Building intelligence
To make engagement with digital natives intelligent, banks in today’s world are collecting and analyzing GPS, spatial and cyber logs on multiple tracks. They have also been seen to implement data lakes to manage the number crunching required to handle such huge and low latency data volumes. Customers need real time data and banks in sync with the requirement are leveraging Internet of Things (IoT) in ATMs, mobile banking and weblogs. A way ahead of all these steps to build intelligence, Machine Learning techniques are being implemented in the risk management and fraud arena for real time analysis and alert generation. A cohesive effort of these is only enhancing the customer experience quotient, a much needed factor in today’s competitive world.
Managing large data volumes
The volume of data generated and collected in the banking sector is enormous. But in this age of big data, are those data being utilized or applied properly? With the wider use of unstructured data, the data at banks is growing significantly every year. Existing data solutions are not geared to cope up with this massive data growth. In such scenarios, banks are looking to implement data lakes embedded with intelligence to manage the enormous volume of text, voice and video. To ensure a definitive process and allow the industry to largely benefit from this huge data clutter, new transaction processing as well as analytics architecture is now embedded with data lineage, data governance, data intelligence and reconciliation capabilities in data preparation. This helps banks to address challenges created from multi-format, multi-source, multi-definition, low latency data requirements. Yes, banks need to build predictive capabilities to manage the large data volumes, and that is why banks are investing in data science to generate better returns, propel customer engagement and adhere to compliance guidelines. The industry is on a roll.
Managing cost
The consistent problem with banks is to manage costs effectively. Surviving competition and rendering optimum customer value at the same time is a key challenge that banks face. In such a scenario, to garner savings and optimize costs, banks are leveraging data lakes on commodity hardware/appliance with open-source software. They are also streamlining the decision on data management by helping existing data warehouse to offload storage and computation to cloud. In a separate attempt, within cloud, they are dividing the load between archival storage vs daily use data as well.

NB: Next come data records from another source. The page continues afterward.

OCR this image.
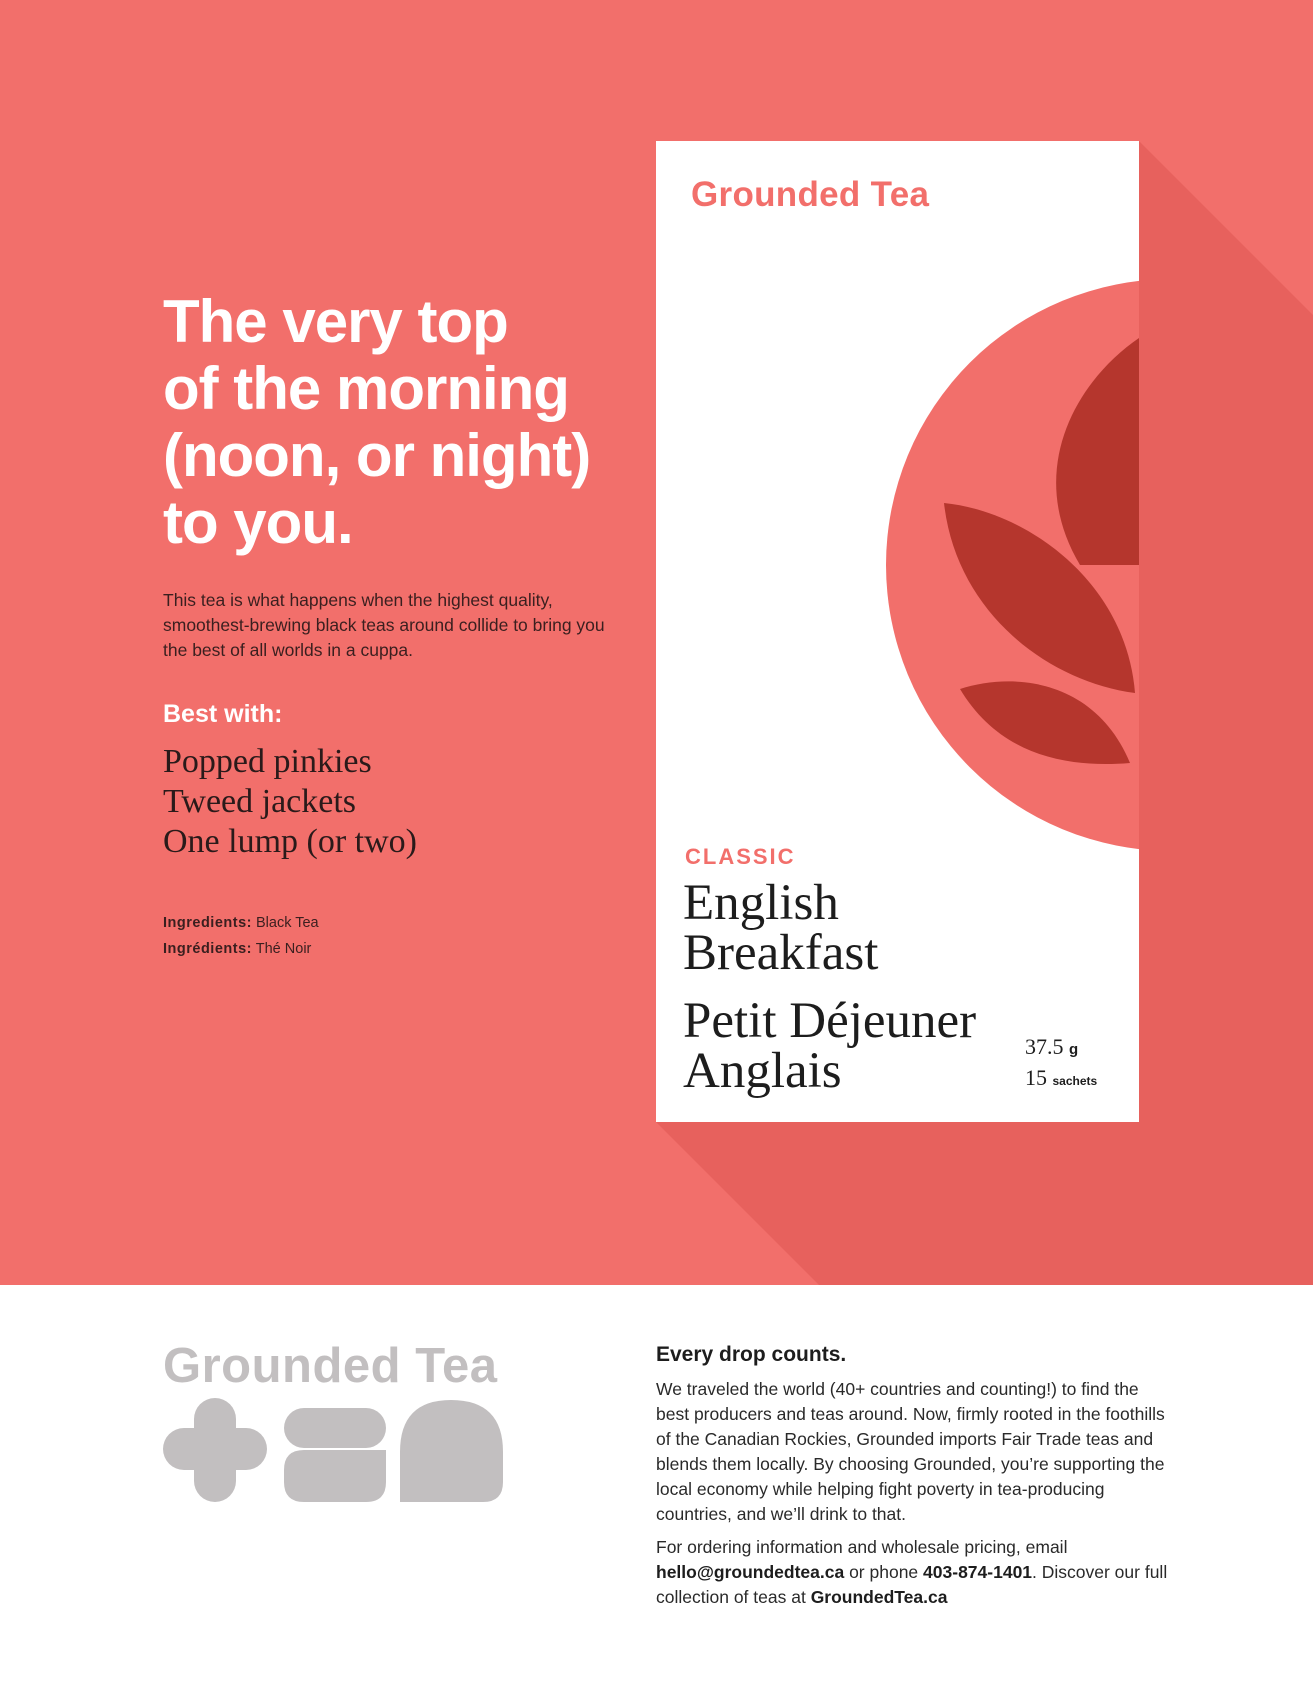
The very top
of the morning
(noon, or night)
to you.

This tea is what happens when the highest quality, smoothest-brewing black teas around collide to bring you the best of all worlds in a cuppa.

Best with:
Popped pinkies
Tweed jackets
One lump (or two)
Ingredients: Black Tea
Ingrédients: Thé Noir
Grounded Tea
CLASSIC
English
Breakfast
Petit Déjeuner
Anglais	37.5 g
15 sachets
Grounded Tea	Every drop counts.

We traveled the world (40+ countries and counting!) to find the best producers and teas around. Now, firmly rooted in the foothills of the Canadian Rockies, Grounded imports Fair Trade teas and blends them locally. By choosing Grounded, you’re supporting the local economy while helping fight poverty in tea-producing countries, and we’ll drink to that.

For ordering information and wholesale pricing, email hello@groundedtea.ca or phone 403-874-1401. Discover our full collection of teas at GroundedTea.ca
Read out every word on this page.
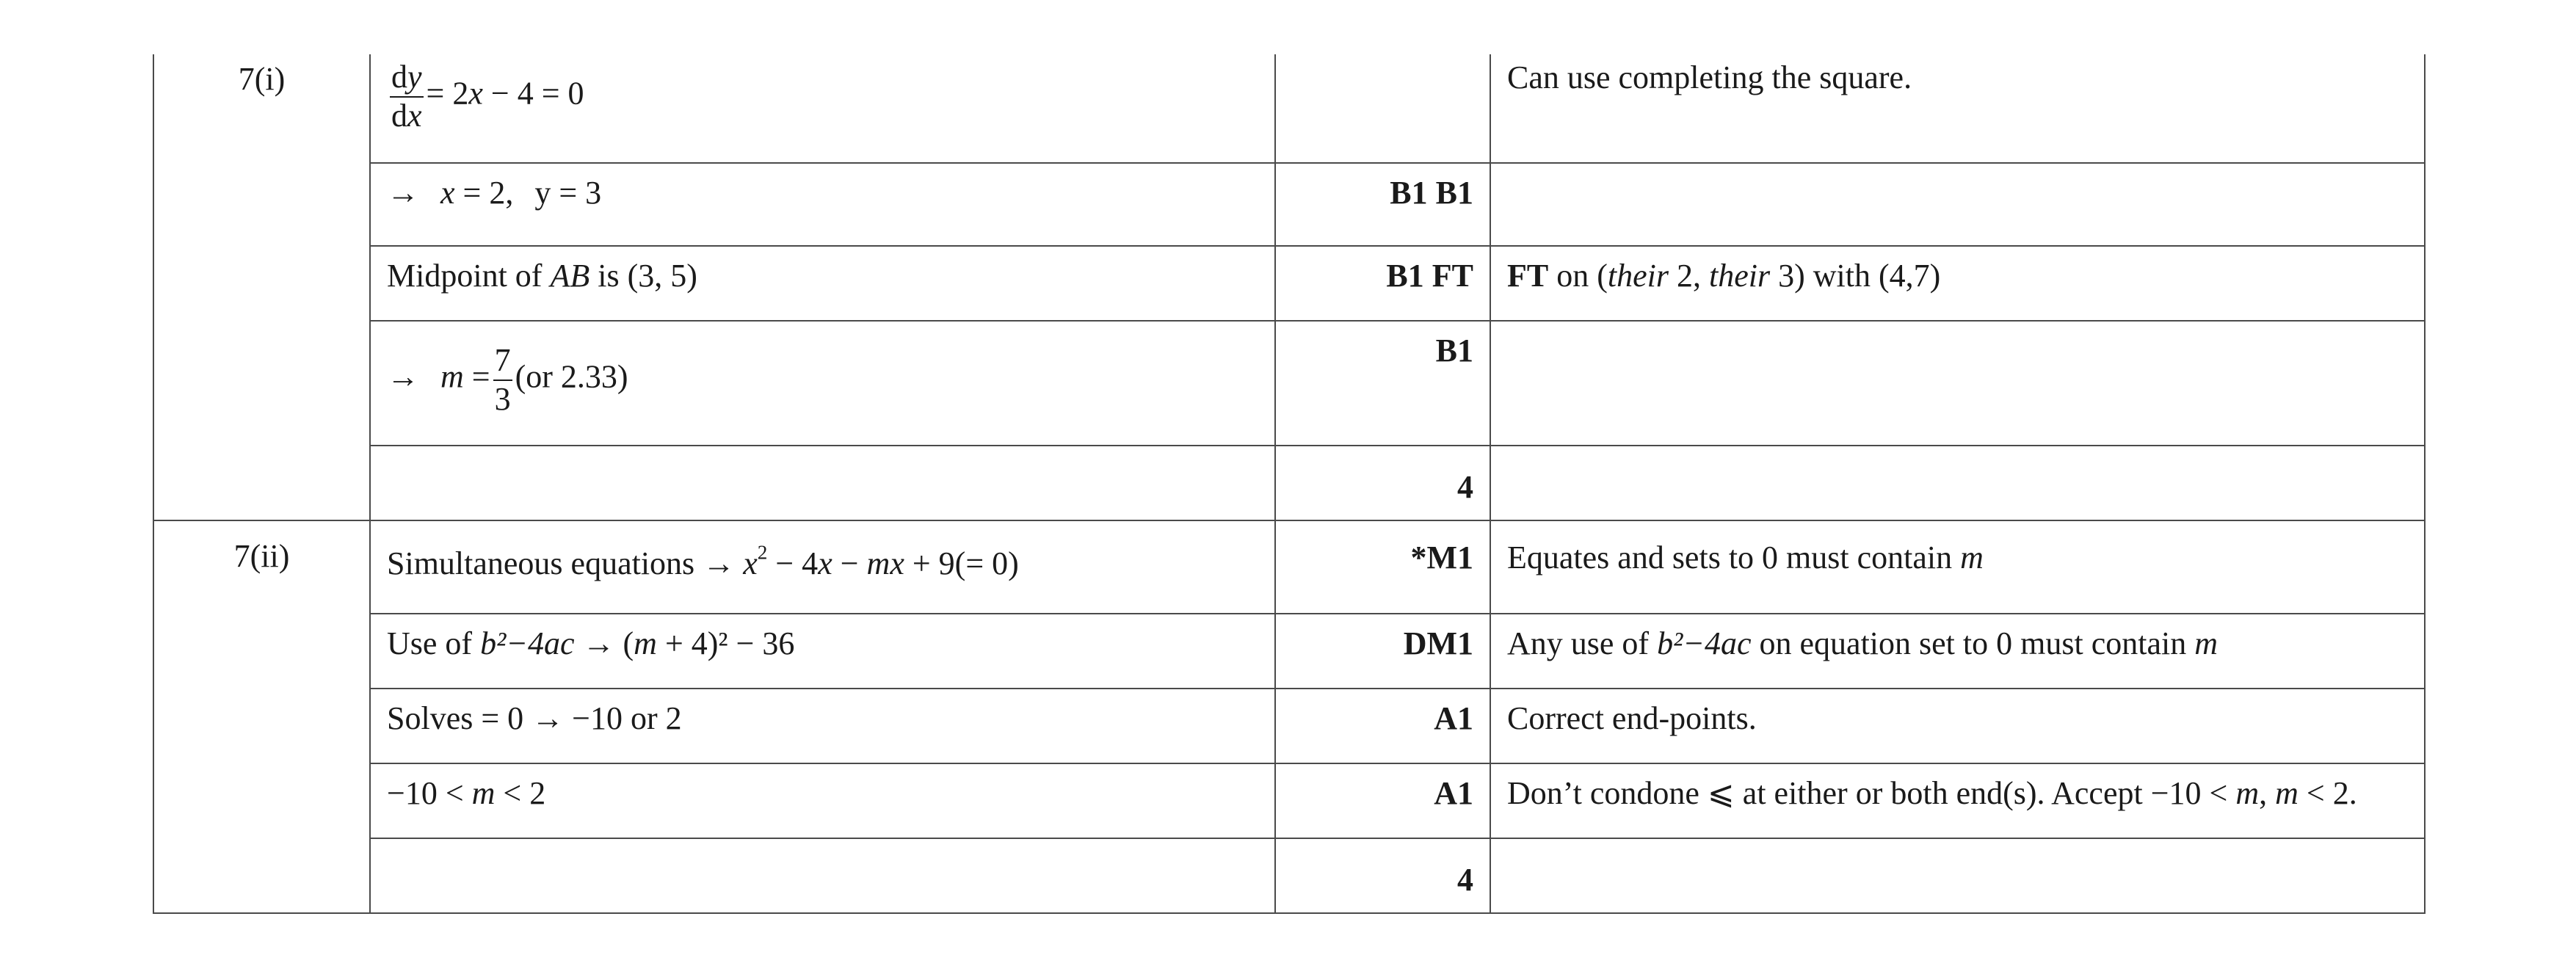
7(i)	$\frac{dy}{dx} = 2x - 4 = 0$		Can use completing the square.
	→ x = 2, y = 3	B1 B1	
	Midpoint of AB is (3, 5)	B1 FT	FT on (their 2, their 3) with (4,7)
	→ $m = \frac{7}{3} (or$ 2.33)	B1	
		4	
7(ii)	Simultaneous equations → $x^2 - 4x$ − mx + 9(= 0)	*M1	Equates and sets to 0 must contain m
	Use of b²−4ac → (m + 4)² − 36	DM1	Any use of b²−4ac on equation set to 0 must contain m
	Solves = 0 → −10 or 2	A1	Correct end-points.
	−10 < m < 2	A1	Don’t condone ⩽ at either or both end(s). Accept −10 < m, m < 2.
		4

Building flexible and configurable technology
Flexible data integration and data preparation capabilities leveraging big data and data lakes are helping banks to create visible and intelligent transformation. This helps in creating the traceability needed for privacy regulations like CCPA and GDPR and BCBS 239 and can also help in replacing monolithic ETLs with data streaming and API integration capabilities to support Open APIs and marketplace. The regulatory hunger for data has grown 10X in the past 10 years or so and this is clearly likely to grow by another 10X in upcoming five years. Therefore, banks are building microservices-based risk, finance and regulatory infrastructure to address the upcoming changes. They are also embedding intelligence and flexibility into their data infrastructure to make the overall operational processes seamless and convenient for customers. At the end of the day, customer is the king.